I just watched Aaron video again.  He said that once you can lift the butt with your bare hands, then its rested long enough, otherwise it will dry out the second you start pulling it.  I think I made this mistake this past weekend.  I started pulling it while it was too hot.  Good tip.


----------



## dirtsailor2003 (Aug 25, 2015)

Another thing, if you don't want a super black bark, don't use a rub it sauce that has sugar in it. The sugar is the main reason the bark turns black. I typically only rub with salt pepper garlic onion chipotle. Get a great bark, not burnt. 

Have you tested your therms to make sure they are accurate? Even at 190, you should've been able to shred some of the meat. 

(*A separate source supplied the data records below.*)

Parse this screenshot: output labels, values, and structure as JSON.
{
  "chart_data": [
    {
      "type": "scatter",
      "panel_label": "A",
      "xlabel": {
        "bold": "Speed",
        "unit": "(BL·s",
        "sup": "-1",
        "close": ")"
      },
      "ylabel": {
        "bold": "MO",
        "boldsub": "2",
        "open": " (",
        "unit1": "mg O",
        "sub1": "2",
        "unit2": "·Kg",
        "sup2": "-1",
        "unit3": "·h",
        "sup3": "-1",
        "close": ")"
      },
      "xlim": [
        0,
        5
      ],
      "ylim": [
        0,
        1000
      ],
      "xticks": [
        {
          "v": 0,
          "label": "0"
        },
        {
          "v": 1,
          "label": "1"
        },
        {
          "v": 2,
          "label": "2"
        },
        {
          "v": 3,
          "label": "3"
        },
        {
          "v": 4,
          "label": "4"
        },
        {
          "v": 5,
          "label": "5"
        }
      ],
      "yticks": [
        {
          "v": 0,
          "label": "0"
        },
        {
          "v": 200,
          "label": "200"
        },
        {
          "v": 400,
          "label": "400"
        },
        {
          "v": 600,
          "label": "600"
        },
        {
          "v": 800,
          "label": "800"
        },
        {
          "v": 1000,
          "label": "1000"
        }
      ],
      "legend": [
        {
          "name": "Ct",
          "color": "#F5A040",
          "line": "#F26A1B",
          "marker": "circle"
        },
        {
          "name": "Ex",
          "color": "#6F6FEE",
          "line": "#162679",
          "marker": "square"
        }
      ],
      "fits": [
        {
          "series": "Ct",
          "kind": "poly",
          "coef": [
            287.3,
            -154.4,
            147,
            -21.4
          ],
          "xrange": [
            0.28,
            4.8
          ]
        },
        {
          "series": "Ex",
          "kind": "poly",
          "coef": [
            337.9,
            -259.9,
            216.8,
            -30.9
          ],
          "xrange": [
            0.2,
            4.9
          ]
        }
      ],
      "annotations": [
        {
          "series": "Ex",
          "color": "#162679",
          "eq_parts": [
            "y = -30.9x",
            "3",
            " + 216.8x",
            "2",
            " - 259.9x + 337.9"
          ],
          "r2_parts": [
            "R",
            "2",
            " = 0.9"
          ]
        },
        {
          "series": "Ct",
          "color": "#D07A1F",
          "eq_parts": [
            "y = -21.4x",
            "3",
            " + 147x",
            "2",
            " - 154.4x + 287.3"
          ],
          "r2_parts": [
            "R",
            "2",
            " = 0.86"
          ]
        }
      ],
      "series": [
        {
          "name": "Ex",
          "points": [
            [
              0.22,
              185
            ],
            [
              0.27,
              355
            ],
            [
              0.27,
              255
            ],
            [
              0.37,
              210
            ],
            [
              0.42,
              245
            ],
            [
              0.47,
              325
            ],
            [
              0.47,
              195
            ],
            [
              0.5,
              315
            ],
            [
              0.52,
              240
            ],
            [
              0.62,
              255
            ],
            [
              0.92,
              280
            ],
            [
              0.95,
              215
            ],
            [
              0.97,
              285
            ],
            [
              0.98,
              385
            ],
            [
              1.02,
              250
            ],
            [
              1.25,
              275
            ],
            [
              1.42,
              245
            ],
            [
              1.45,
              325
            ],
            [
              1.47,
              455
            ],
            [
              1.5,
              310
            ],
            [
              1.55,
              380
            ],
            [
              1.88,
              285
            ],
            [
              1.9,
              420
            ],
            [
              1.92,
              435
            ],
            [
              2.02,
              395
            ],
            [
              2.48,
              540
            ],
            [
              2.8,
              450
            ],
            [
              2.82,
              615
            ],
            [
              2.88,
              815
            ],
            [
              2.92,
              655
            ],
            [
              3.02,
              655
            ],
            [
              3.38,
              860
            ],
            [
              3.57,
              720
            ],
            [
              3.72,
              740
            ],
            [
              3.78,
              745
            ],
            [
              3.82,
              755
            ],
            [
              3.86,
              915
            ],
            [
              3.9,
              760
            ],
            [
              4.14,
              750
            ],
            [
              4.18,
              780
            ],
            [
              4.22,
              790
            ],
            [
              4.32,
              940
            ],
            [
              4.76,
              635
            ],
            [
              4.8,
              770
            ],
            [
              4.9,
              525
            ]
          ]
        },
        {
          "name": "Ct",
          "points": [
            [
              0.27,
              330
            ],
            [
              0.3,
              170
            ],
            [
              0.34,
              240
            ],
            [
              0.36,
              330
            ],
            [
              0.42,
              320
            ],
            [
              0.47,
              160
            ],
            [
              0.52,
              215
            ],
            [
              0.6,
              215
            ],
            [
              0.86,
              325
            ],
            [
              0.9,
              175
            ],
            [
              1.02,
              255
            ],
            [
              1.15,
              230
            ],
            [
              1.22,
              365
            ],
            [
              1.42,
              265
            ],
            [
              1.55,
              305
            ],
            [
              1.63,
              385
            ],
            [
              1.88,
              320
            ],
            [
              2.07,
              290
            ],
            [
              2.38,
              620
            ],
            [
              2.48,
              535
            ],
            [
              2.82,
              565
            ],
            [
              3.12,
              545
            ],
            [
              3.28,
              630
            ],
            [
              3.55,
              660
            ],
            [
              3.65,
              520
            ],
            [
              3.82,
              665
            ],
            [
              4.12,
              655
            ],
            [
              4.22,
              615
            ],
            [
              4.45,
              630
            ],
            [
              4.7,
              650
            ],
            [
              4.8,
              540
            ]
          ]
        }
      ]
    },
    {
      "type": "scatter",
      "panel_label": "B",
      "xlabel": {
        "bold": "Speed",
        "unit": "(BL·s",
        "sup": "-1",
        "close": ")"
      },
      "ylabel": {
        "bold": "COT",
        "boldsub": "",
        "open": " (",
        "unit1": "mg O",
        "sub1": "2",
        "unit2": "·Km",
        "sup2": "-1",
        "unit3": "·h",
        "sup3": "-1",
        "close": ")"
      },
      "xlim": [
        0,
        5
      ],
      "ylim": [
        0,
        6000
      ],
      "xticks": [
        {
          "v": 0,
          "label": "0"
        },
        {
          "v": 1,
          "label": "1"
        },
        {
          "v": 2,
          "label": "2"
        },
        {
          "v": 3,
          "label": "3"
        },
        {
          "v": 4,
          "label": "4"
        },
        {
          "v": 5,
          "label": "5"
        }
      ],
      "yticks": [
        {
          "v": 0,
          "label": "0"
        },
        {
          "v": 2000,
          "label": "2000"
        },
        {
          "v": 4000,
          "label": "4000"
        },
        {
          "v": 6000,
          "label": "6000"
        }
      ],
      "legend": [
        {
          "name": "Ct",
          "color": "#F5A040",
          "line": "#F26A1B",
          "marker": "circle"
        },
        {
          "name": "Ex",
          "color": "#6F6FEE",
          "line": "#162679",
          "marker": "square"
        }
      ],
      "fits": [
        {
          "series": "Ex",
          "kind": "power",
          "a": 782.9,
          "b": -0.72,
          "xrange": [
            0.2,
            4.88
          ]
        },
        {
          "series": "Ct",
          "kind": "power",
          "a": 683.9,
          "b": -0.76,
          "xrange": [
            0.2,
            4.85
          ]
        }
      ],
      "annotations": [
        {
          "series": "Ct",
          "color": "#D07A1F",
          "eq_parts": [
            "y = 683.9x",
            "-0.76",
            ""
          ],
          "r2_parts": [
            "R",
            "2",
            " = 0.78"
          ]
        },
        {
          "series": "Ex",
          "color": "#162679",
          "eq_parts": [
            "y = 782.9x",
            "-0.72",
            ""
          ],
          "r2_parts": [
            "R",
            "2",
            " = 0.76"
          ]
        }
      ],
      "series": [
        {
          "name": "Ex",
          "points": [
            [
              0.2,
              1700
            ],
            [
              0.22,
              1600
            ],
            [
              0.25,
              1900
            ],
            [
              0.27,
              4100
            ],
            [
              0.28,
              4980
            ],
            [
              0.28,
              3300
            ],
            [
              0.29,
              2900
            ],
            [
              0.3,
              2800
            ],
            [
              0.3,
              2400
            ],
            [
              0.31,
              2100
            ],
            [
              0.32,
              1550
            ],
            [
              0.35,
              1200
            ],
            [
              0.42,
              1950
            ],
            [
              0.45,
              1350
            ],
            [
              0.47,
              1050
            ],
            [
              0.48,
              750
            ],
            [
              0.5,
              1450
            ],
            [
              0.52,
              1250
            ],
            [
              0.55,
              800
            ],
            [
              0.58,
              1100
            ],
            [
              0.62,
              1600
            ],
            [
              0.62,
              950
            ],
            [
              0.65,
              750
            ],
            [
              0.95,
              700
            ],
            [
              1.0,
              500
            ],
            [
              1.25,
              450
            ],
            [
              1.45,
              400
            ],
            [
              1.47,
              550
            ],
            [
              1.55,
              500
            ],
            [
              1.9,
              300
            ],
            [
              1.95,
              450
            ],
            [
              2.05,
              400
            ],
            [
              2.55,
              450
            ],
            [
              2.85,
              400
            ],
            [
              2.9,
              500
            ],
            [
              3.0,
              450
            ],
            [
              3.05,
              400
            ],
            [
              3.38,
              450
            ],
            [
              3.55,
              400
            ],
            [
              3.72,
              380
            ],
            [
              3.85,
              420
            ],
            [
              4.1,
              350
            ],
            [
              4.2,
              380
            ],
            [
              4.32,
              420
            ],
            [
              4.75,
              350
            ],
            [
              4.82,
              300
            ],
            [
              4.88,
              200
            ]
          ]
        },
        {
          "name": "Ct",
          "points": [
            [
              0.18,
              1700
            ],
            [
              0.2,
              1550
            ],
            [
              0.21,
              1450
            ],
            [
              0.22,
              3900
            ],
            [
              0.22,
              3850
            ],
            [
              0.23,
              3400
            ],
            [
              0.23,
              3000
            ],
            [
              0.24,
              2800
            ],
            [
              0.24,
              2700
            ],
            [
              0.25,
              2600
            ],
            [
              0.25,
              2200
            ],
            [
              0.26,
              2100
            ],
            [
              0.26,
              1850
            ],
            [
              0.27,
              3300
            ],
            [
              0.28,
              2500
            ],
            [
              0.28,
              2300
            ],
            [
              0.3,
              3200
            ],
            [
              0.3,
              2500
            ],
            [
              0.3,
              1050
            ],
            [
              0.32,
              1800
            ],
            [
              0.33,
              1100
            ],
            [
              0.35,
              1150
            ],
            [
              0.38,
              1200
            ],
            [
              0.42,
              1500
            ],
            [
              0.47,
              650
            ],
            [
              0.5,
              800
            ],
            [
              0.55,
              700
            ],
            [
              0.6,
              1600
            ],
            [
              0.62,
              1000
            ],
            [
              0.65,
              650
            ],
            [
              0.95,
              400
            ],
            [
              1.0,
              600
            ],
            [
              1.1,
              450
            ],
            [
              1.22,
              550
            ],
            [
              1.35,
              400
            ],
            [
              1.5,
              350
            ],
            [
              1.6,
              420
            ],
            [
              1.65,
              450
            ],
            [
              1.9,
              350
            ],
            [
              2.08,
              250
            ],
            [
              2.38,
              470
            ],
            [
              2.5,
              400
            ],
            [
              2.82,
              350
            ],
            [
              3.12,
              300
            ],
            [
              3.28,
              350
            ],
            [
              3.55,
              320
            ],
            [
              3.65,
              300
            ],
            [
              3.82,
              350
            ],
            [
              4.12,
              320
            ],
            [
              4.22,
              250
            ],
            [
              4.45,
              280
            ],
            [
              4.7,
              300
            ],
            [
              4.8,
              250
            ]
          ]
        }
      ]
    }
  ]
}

As for smoke did you have TBS (thin blue smoke) or white grayish smoke. You should barely be able to see the smoke.


----------



## floridasteve (Aug 25, 2015)

The experts here have covered everything except for one....

*Don't through meat away because it is dry , tough, or too smokey! *

Make other stuff with it!  I use pulled pork all the time for spaghetti, chilli, tacos, Shepard's Pie, barley/vegetable soup and bean soup.  If it's tough, use it in sauces and soup you simmer a long time, or, as I do, fix in the ptrssure cooker.  You will never notice dryness or over smoked flavor in these dishes.  Lots of other uses if you think about it.  Heck, it cheaper than hamburger, tastes better, and it better for you! I'll smoke a butt and freeze in one pound batches just to cook with.  I've even used it with hamburger helper!


----------



## mummel (Aug 25, 2015)

I dont know Steve.  That sausage I made over the weekend was a disaster hahahahaahah!


----------



## floridasteve (Aug 25, 2015)

mummel said:


> I dont know Steve.  That sausage I made over the weekend was a disaster hahahahaahah!



Chop it up in the food processor and add it to a meatloaf.  :biggrin


----------



## valleypoboy (Aug 26, 2015)

Google the renowned Mr Brown.  Follow that recipe. I don't know what steaks you're eating that are gray inside but I'd probably throw it out too.
On second thought the meat next to the bone can have a strange color, cook a boneless one next time. Should be pink and red all through.


----------



## JckDanls 07 (Aug 26, 2015)

valleypoboy said:


> Google the renowned Mr Brown.  Follow that recipe. I don't know what steaks you're eating that are gray inside but I'd probably throw it out too.
> On second thought the meat next to the bone can have a strange color, cook a boneless one next time. Should be pink and red all through.



I believe the OP was doing a Boston Butt...  not steaks ...


----------